7. The method of claim 6, wherein determining the metric includes determining a second area under curve of the second ranking curve.

8. The method of claim 7, wherein determining the metric includes determining a ranking index based on the first area under curve and the second area under curve, and wherein the one or more parameters of the machine learning model are adjusted based on at least one of the ranking index and the first area under curve.

9. A system comprising:

a memory storing instructions; and

a processor, coupled with the memory and configured to execute the instructions, the instructions when executed cause the processor to: receive data instances; determine ranked instances based on the data instances and a machine learning model; determine a metric based on the ranked instances; and output an adjusted machine learning model generated by adjusting one or more parameters of the machine learning model based on the metric.

10. The system of claim 9, wherein determining the metric includes determining at least one selected from the group consisting of accuracy and recall.

11. The system of claim 9, wherein determining the metric includes generating ground truth ranked instances based on the ranked instances and ground truth instances, wherein the ground truth instances corresponds to error free data.
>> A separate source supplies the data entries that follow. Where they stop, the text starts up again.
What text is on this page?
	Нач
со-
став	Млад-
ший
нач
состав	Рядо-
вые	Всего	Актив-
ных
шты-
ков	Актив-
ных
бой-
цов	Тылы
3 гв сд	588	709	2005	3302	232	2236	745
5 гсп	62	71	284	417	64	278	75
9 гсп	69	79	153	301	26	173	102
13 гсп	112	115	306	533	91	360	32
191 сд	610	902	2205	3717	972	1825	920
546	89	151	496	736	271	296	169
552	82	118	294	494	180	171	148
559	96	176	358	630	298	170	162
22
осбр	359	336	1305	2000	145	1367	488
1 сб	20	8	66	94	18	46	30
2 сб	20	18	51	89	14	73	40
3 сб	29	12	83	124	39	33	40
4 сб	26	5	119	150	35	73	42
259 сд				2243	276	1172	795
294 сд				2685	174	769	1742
12. The system of claim 11, wherein determining the metric includes generating a first ranking curve based on the metric.
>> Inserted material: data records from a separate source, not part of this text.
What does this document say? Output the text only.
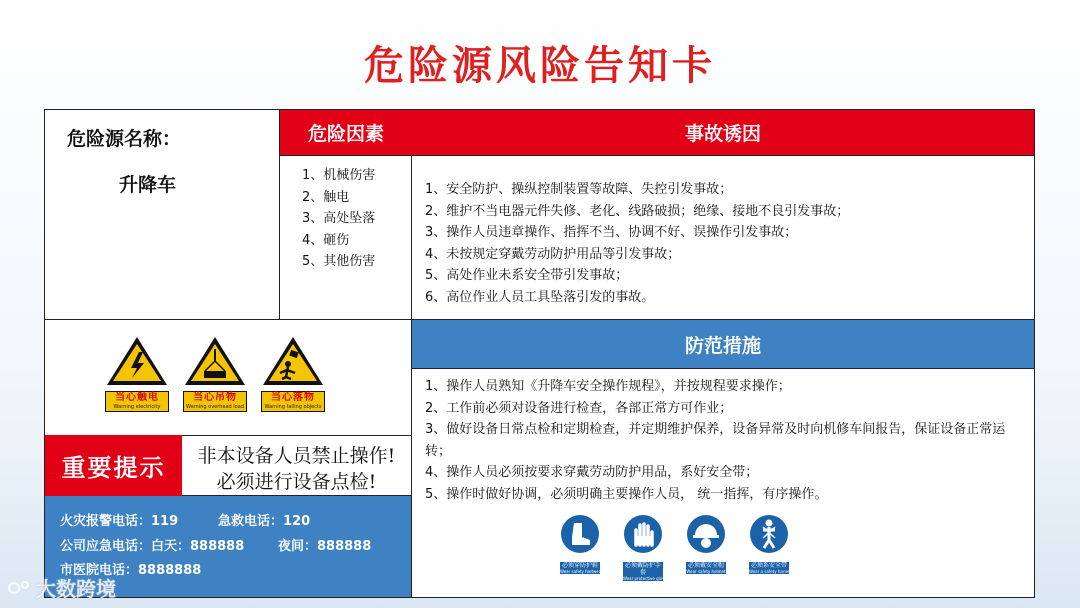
危险源风险告知卡
危险源名称：
升降车
危险因素
1、机械伤害
2、触电
3、高处坠落
4、砸伤
5、其他伤害
事故诱因
1、安全防护、操纵控制装置等故障、失控引发事故；
2、维护不当电器元件失修、老化、线路破损；绝缘、接地不良引发事故；
3、操作人员违章操作、指挥不当、协调不好、误操作引发事故；
4、未按规定穿戴劳动防护用品等引发事故；
5、高处作业未系安全带引发事故；
6、高位作业人员工具坠落引发的事故。
当心触电
Warning electricity
当心吊物
Warning overhead load
当心落物
Warning falling objects
重要提示	非本设备人员禁止操作!
必须进行设备点检!
火灾报警电话：119	急救电话：120
公司应急电话：白天：888888	夜间：888888
市医院电话：8888888
防范措施
1、操作人员熟知《升降车安全操作规程》，并按规程要求操作；
2、工作前必须对设备进行检查，各部正常方可作业；
3、做好设备日常点检和定期检查，并定期维护保养，设备异常及时向机修车间报告，保证设备正常运转；
4、操作人员必须按要求穿戴劳动防护用品，系好安全带；
5、操作时做好协调，必须明确主要操作人员， 统一指挥，有序操作。
必须穿防护鞋
Wear safety footwear
必须戴防护手套
Wear protective gloves
必须戴安全帽
Wear safety helmet
必须系安全带
Wear a safety harness
大数跨境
13. The system of claim 12, wherein determining the metric includes determining a first area under curve of the first ranking curve.

14. The system of claim 13, wherein determining the metric includes generating a second ranking curve based on the ground truth ranked instances.
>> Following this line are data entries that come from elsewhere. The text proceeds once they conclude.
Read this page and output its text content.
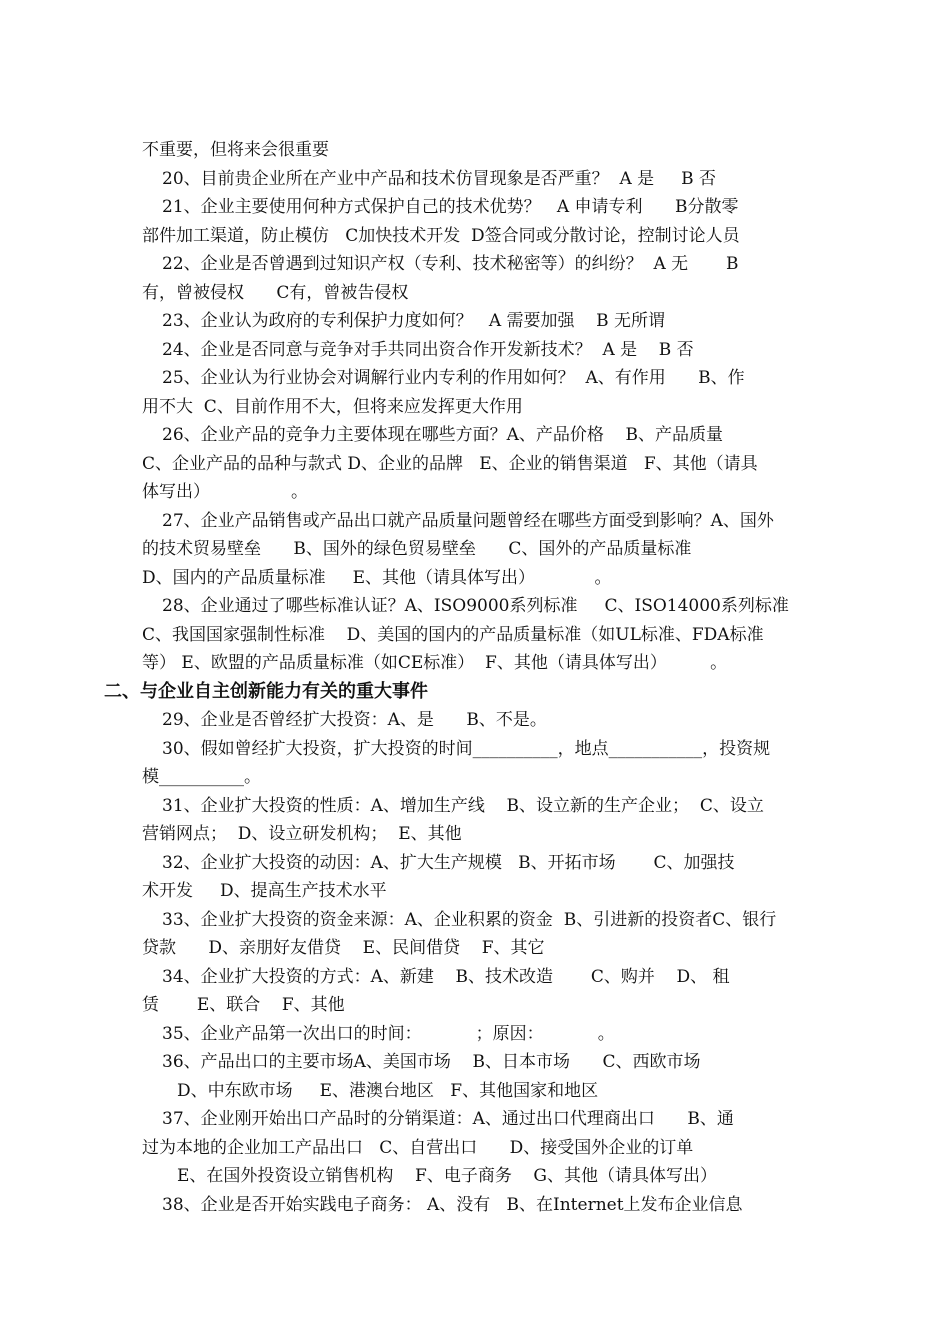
不重要，但将来会很重要
20、目前贵企业所在产业中产品和技术仿冒现象是否严重？  A 是     B 否
21、企业主要使用何种方式保护自己的技术优势？   A 申请专利      B分散零
部件加工渠道，防止模仿   C加快技术开发  D签合同或分散讨论，控制讨论人员
22、企业是否曾遇到过知识产权（专利、技术秘密等）的纠纷？  A 无       B
有，曾被侵权      C有，曾被告侵权
23、企业认为政府的专利保护力度如何？   A 需要加强    B 无所谓
24、企业是否同意与竞争对手共同出资合作开发新技术？  A 是    B 否
25、企业认为行业协会对调解行业内专利的作用如何？  A、有作用      B、作
用不大  C、目前作用不大，但将来应发挥更大作用
26、企业产品的竞争力主要体现在哪些方面？A、产品价格    B、产品质量
C、企业产品的品种与款式 D、企业的品牌   E、企业的销售渠道   F、其他（请具
体写出）               。
27、企业产品销售或产品出口就产品质量问题曾经在哪些方面受到影响？A、国外
的技术贸易壁垒      B、国外的绿色贸易壁垒      C、国外的产品质量标准
D、国内的产品质量标准     E、其他（请具体写出）           。
28、企业通过了哪些标准认证？A、ISO9000系列标准     C、ISO14000系列标准
C、我国国家强制性标准    D、美国的国内的产品质量标准（如UL标准、FDA标准
等） E、欧盟的产品质量标准（如CE标准）  F、其他（请具体写出）        。
二、与企业自主创新能力有关的重大事件
29、企业是否曾经扩大投资：A、是      B、不是。
30、假如曾经扩大投资，扩大投资的时间__________，地点___________，投资规
模__________。
31、企业扩大投资的性质：A、增加生产线    B、设立新的生产企业；  C、设立
营销网点；  D、设立研发机构；  E、其他
32、企业扩大投资的动因：A、扩大生产规模   B、开拓市场       C、加强技
术开发     D、提高生产技术水平
33、企业扩大投资的资金来源：A、企业积累的资金  B、引进新的投资者C、银行
贷款      D、亲朋好友借贷    E、民间借贷    F、其它
34、企业扩大投资的方式：A、新建    B、技术改造       C、购并    D、 租
赁       E、联合    F、其他
35、企业产品第一次出口的时间：          ；原因：          。
36、产品出口的主要市场A、美国市场    B、日本市场      C、西欧市场
D、中东欧市场     E、港澳台地区   F、其他国家和地区
37、企业刚开始出口产品时的分销渠道：A、通过出口代理商出口      B、通
过为本地的企业加工产品出口   C、自营出口      D、接受国外企业的订单
E、在国外投资设立销售机构    F、电子商务    G、其他（请具体写出）
38、企业是否开始实践电子商务： A、没有   B、在Internet上发布企业信息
15. The system of claim 14, wherein determining the metric includes determining a second area under curve of the second ranking curve.

16. The system of claim 15, wherein determining the metric includes determining a ranking index based on the first area under curve and the second area under curve, and wherein the one or more parameters of the machine learning model are adjusted based on at least one of the ranking index and the first area under curve.

17. A non-transitory computer readable medium comprising stored instructions, which when executed by a processor, cause the processor to:

receive data instances;

determine ranked instances based on the data instances and a machine learning model,

determine ground truth ranked instances based on the data instances, ground truth data instances, and the machine learning model, wherein the ground truth data instances are free from errors;

determine a first metric based on the ranked instances and a second metric based on the ground truth ranked instances;

determine a ranking index based on a comparison of the first metric and the second metric; and

output an adjusted machine learning model generated by adjusting one or more parameters of the machine learning model based on the ranking index.

18. The non-transitory computer readable medium of claim 17, wherein the processor is further caused to generate a first ranking curve based on the first metric and a second ranking curve based on the second metric.

19. The non-transitory computer readable medium of claim 18, wherein the processor is further caused to determine a first area under curve of the first ranking curve and a second area under curve of the second ranking curve.

20. The non-transitory computer readable medium of claim 19, wherein determining the ranking index comprises determining the ranking index based on a comparison of the first area under curve and the second area under curve.